In May of 2016, then-San Diego Unified Superintendent Cindy Marten touted a jaw-dropping statistic: 92 percent of the class of 2016 was on track to graduate. 

That graduation rate, one of the premier statistics by which schools are judged, was a stunning accomplishment for two reasons.  

One, it was nearly 10 points higher than the statewide average. Two, the district had pulled off the marquee accomplishment even as it adopted more rigorous graduation standards. More students were graduating even though district officials had made it more difficult to do so, according to the statistics. 

But as then-education reporter Mario Koran revealed in a series of stories over the following year, that sky-high graduation rate wasn’t what it seemed.  

Not only had thousands of students who started as ninth graders in a San Diego Unified school been excluded from the final tally, some low-performing students had been intentionally advised to leave district schools for charters. Once there, whether those students received a diploma had no bearing on the district’s graduation rate. 

The Charter School Shuffle 

In 2012, 8,745 students were considered part of San Diego Unified’s original class of 2016. Just four years later, though, the district only counted 5,918 students toward its graduation rate. 

So, where did they all go? Several places. 

Some transferred to a school in another district. Some moved out of the state or country. Hundreds also transferred to charter schools. None of those were included in the district’s final calculations, which, while fascinating context, isn’t actually controversial. This is how California requires districts to calculate their graduation rates.  

What Koran found, however, is that some of that movement was by design. Even given the high-stakes reality of school funding, wherein districts are funded in essence based on the number of students enrolled, San Diego Unified staff advised many students to leave their schools and head to a charter school instead.  

Those students tended to be low performing – often so low performing they were at risk of not graduating. Their average GPA was 1.75, too low to meet the district’s 2.0 graduation threshold.  

District officials argued for months about the reporting. They tweeted about it and created a (now deleted) webpage where they claimed it would be “both morally wrong and financially foolish” for schools to push out struggling students.  

Then nearly six months after Koran’s story about struggling students being pushed toward charters, Trustee Richard Barrera admitted that the district had done just that for years. In fact, officials were working to offer district staff more options beyond sending struggling students to credit-recovery charters, he said.
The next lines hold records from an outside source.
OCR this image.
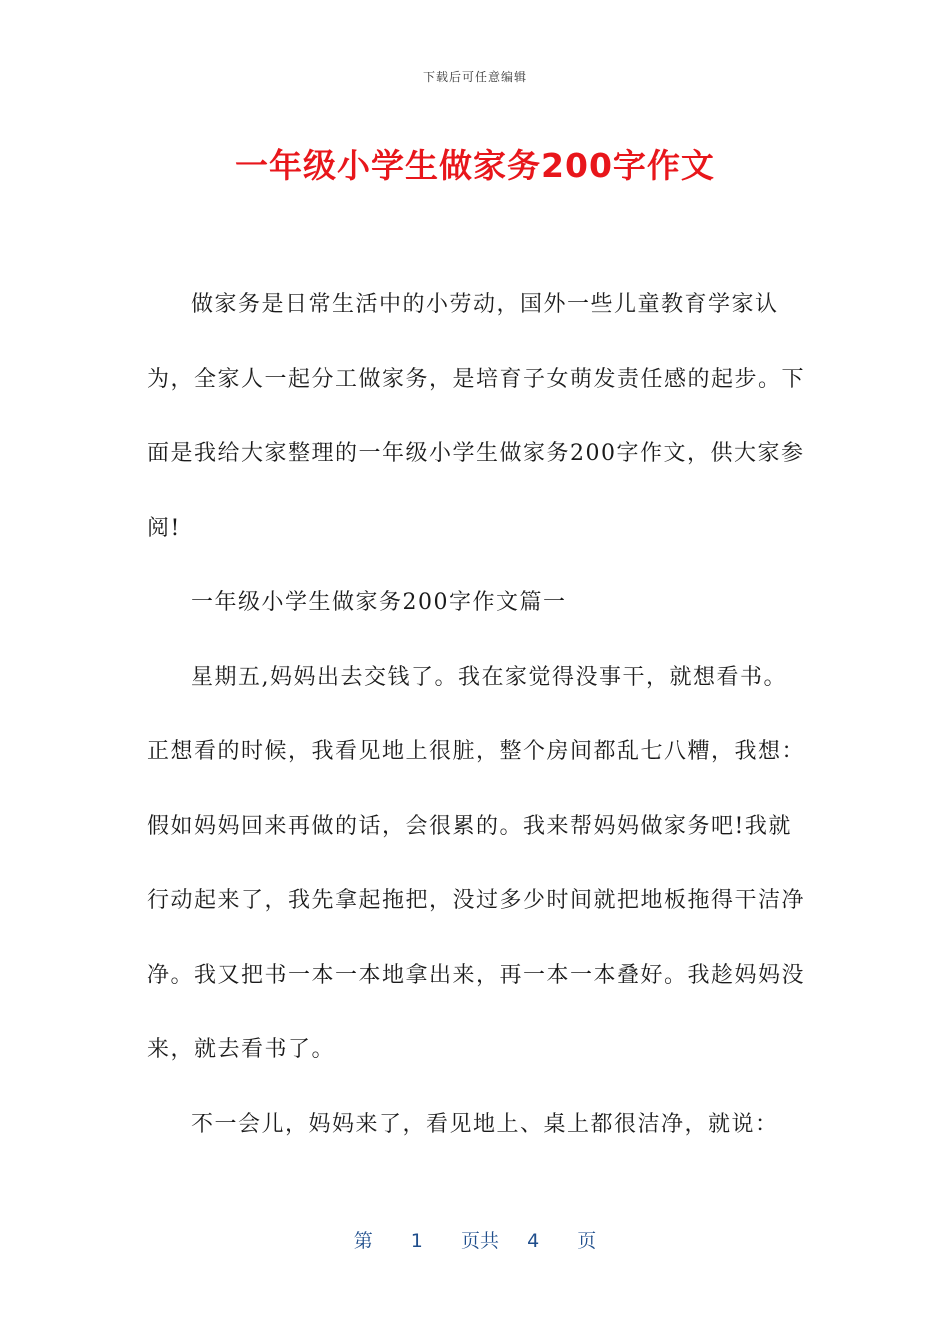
下载后可任意编辑
一年级小学生做家务200字作文

做家务是日常生活中的小劳动，国外一些儿童教育学家认为，全家人一起分工做家务，是培育子女萌发责任感的起步。下面是我给大家整理的一年级小学生做家务200字作文，供大家参阅!

一年级小学生做家务200字作文篇一

星期五,妈妈出去交钱了。我在家觉得没事干，就想看书。正想看的时候，我看见地上很脏，整个房间都乱七八糟，我想：假如妈妈回来再做的话，会很累的。我来帮妈妈做家务吧!我就行动起来了，我先拿起拖把，没过多少时间就把地板拖得干洁净净。我又把书一本一本地拿出来，再一本一本叠好。我趁妈妈没来，就去看书了。

不一会儿，妈妈来了，看见地上、桌上都很洁净，就说：

第 1 页共 4 页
Documents later obtained by Koran painted an even clearer picture of how district staff counseled students to switch to those charters. 
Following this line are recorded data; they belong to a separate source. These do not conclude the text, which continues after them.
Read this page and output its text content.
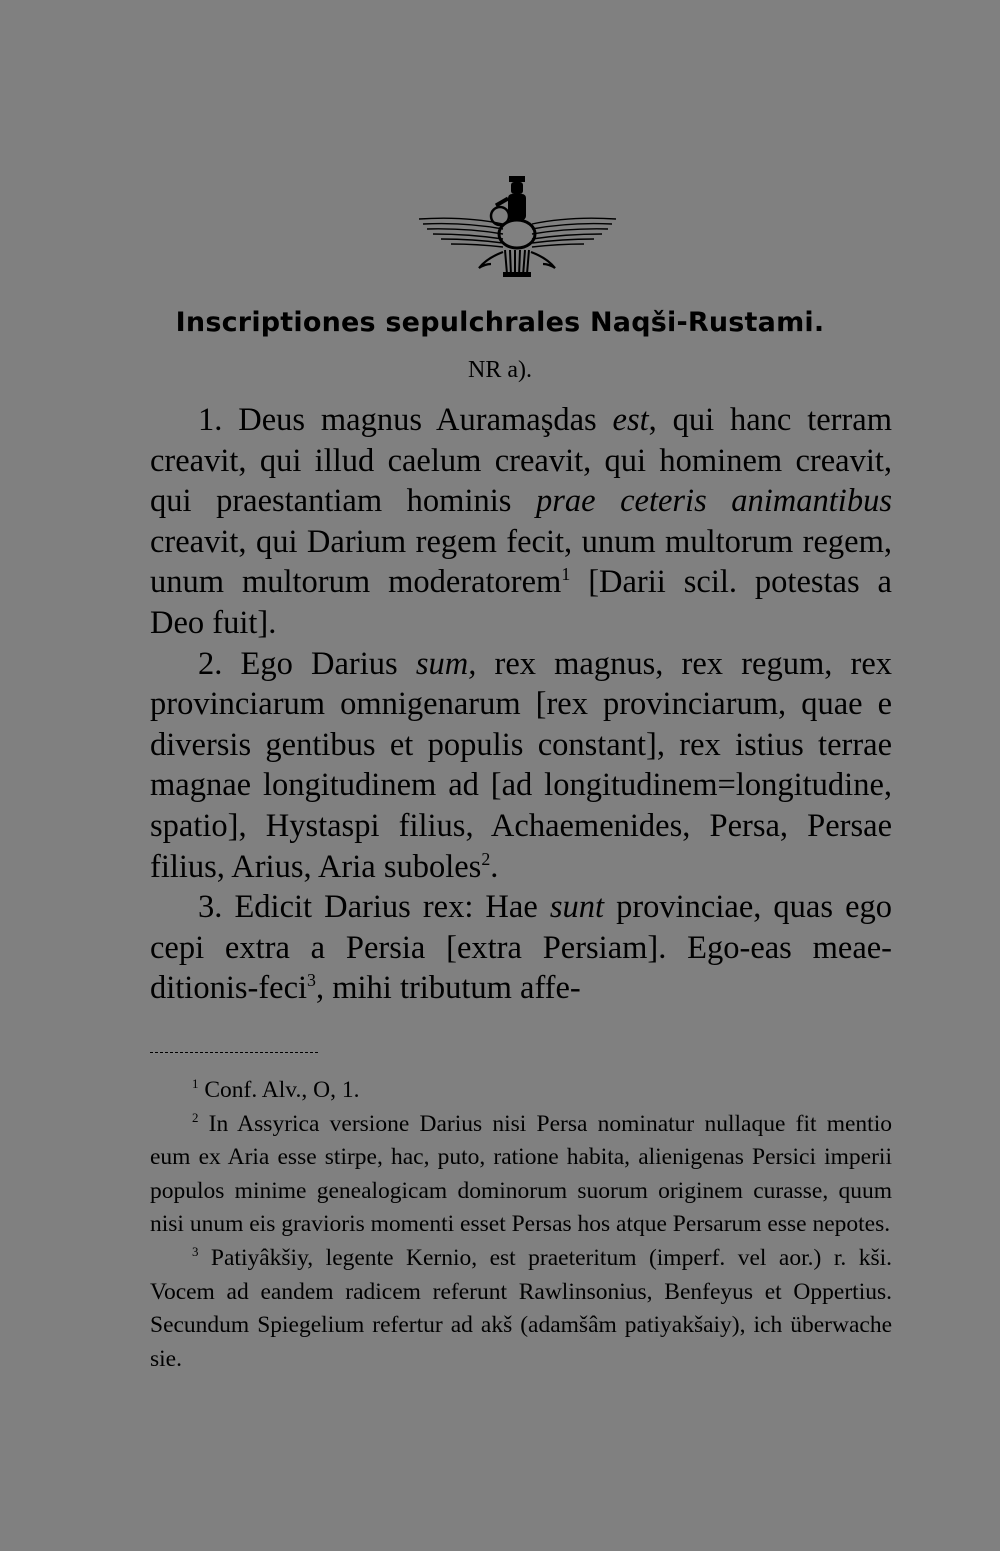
Inscriptiones sepulchrales Naqši-Rustami.
NR a).

1. Deus magnus Auramaşdas est, qui hanc terram creavit, qui illud caelum creavit, qui hominem creavit, qui praestantiam hominis prae ceteris animantibus creavit, qui Darium regem fecit, unum multorum regem, unum multorum moderatorem$^1$ [Darii scil. potestas a Deo fuit].

2. Ego Darius sum, rex magnus, rex regum, rex provinciarum omnigenarum [rex provinciarum, quae e diversis gentibus et populis constant], rex istius terrae magnae longitudinem ad [ad longitudinem=longitudine, spatio], Hystaspi filius, Achaemenides, Persa, Persae filius, Arius, Aria suboles$^2$.

3. Edicit Darius rex: Hae sunt provinciae, quas ego cepi extra a Persia [extra Persiam]. Ego-eas meae-ditionis-feci$^3$, mihi tributum affe-

$^1$ Conf. Alv., O, 1.

$^2$ In Assyrica versione Darius nisi Persa nominatur nullaque fit mentio eum ex Aria esse stirpe, hac, puto, ratione habita, alienigenas Persici imperii populos minime genealogicam dominorum suorum originem curasse, quum nisi unum eis gravioris momenti esset Persas hos atque Persarum esse nepotes.

$^3$ Patiyâkšiy, legente Kernio, est praeteritum (imperf. vel aor.) r. kši. Vocem ad eandem radicem referunt Rawlinsonius, Benfeyus et Oppertius. Secundum Spiegelium refertur ad akš (adamšâm patiyakšaiy), ich überwache sie.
While district officials still maintained this practice wasn’t in place with the primary goal of increasing graduation rates, it certainly helped. 

The Online Courses 

During his investigation, Koran also revealed another fascinating wrinkle in the district’s graduation rate coup – officials often relied on online classes to help students meet graduation requirements. For many, it was an intervention that helped students who were behind catch up and earn their degree. Still, the scale is striking.  
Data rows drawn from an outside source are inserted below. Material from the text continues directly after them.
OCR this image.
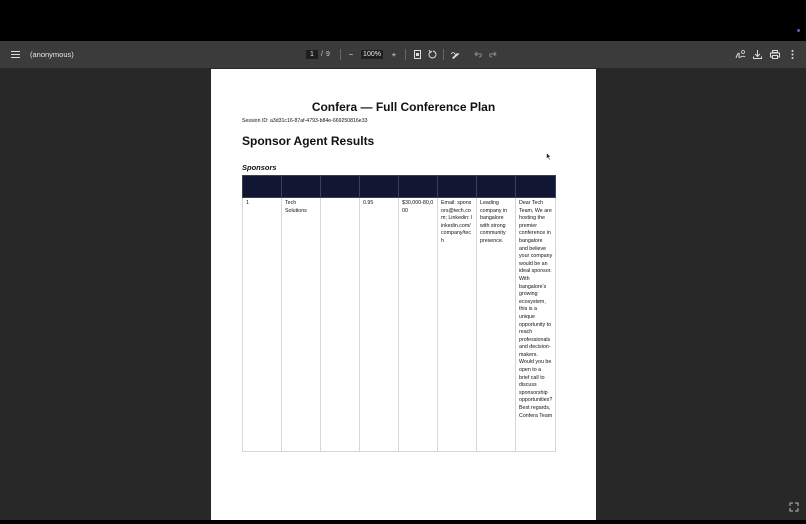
(anonymous)	1	/ 9	−	100%	+
Confera — Full Conference Plan
Session ID: a3d31c16-87af-4793-b84e-669250816e33
Sponsor Agent Results
Sponsors
Rank	Company Name	Industry	Relevance Score	Estimated Budget	Contact Info	Rationale	Outreach Email
1	Tech Solutions		0.95	$30,000-80,000	Email: sponsors@tech.com; Linkedin: linkedin.com/company/tech	Leading company in bangalore with strong community presence.	Dear Tech Team, We are hosting the premier conference in bangalore and believe your company would be an ideal sponsor. With bangalore's growing ecosystem, this is a unique opportunity to reach professionals and decision-makers. Would you be open to a brief call to discuss sponsorship opportunities? Best regards, Confera Team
About 20 percent of all district seniors took one in 2016. About 92 percent of those who did passed. 

That shockingly high pass rate may, in part, have had something to do with how shockingly easy it was to cheat in those classes. Koran spoke to both students and teachers who laid out in explicit detail how pervasive the practice was.  

It wasn’t just San Diego Unified students who flagged the kinds of programs used in the district. Education experts nationwide also raised alarm bells about such programs.  

One teacher in Georgia told Koran: “Essentially what we have is widespread fraud in public school systems and the people who are benefiting from it are the people who are in charge of public school systems.” 

Thankfully, all these years later, as online education has become evermore popular, we’ve completely figured out how to combat widespread cheating. Nor has AI elevated cheating to a systemwide crisis that endangers the concept of education itself.  

Nope. No, siree. Everything’s peachy. 

The Aftermath 

Like most impactful reporting, Koran’s work didn’t make district officials happy. For months, they sniped at Koran, and Voice of San Diego, claiming his reporting had no evidence.  

But then a series of audits and reports came out that showed what he, and Voice editors, had long maintained: There was reason for concern.  

Included in those reports were district-specific recommendations, like the suggestion that San Diego Unified track the education outcomes of students who transfer out of their schools, and systemwide concerns that California’s graduation rate calculation may bake in inaccuracies and not comport with federal guidelines. 

Nearly a decade later, San Diego Unified officials are still learning new graduation lessons. In April, the district’s board voted to reverse course on its old rigorous standards that ensured all students were UC and CSU eligible when they received their diploma. The April vote created new graduation pathways, some of which prioritize career and technical education. Those pathways could mean students don’t have that smooth on-ramp to higher education. 

It’s a wonky concept, but it could have big implications. District officials originally adopted the old requirements because thousands of students were graduating without the classes they needed to head straight to college. Those students tended to be disproportionately Black and Latino. 

This change could, if not monitored carefully, replicate that same old inequitable system. Then again, it could also – surprise, surprise – increase San Diego Unified’s graduation rate.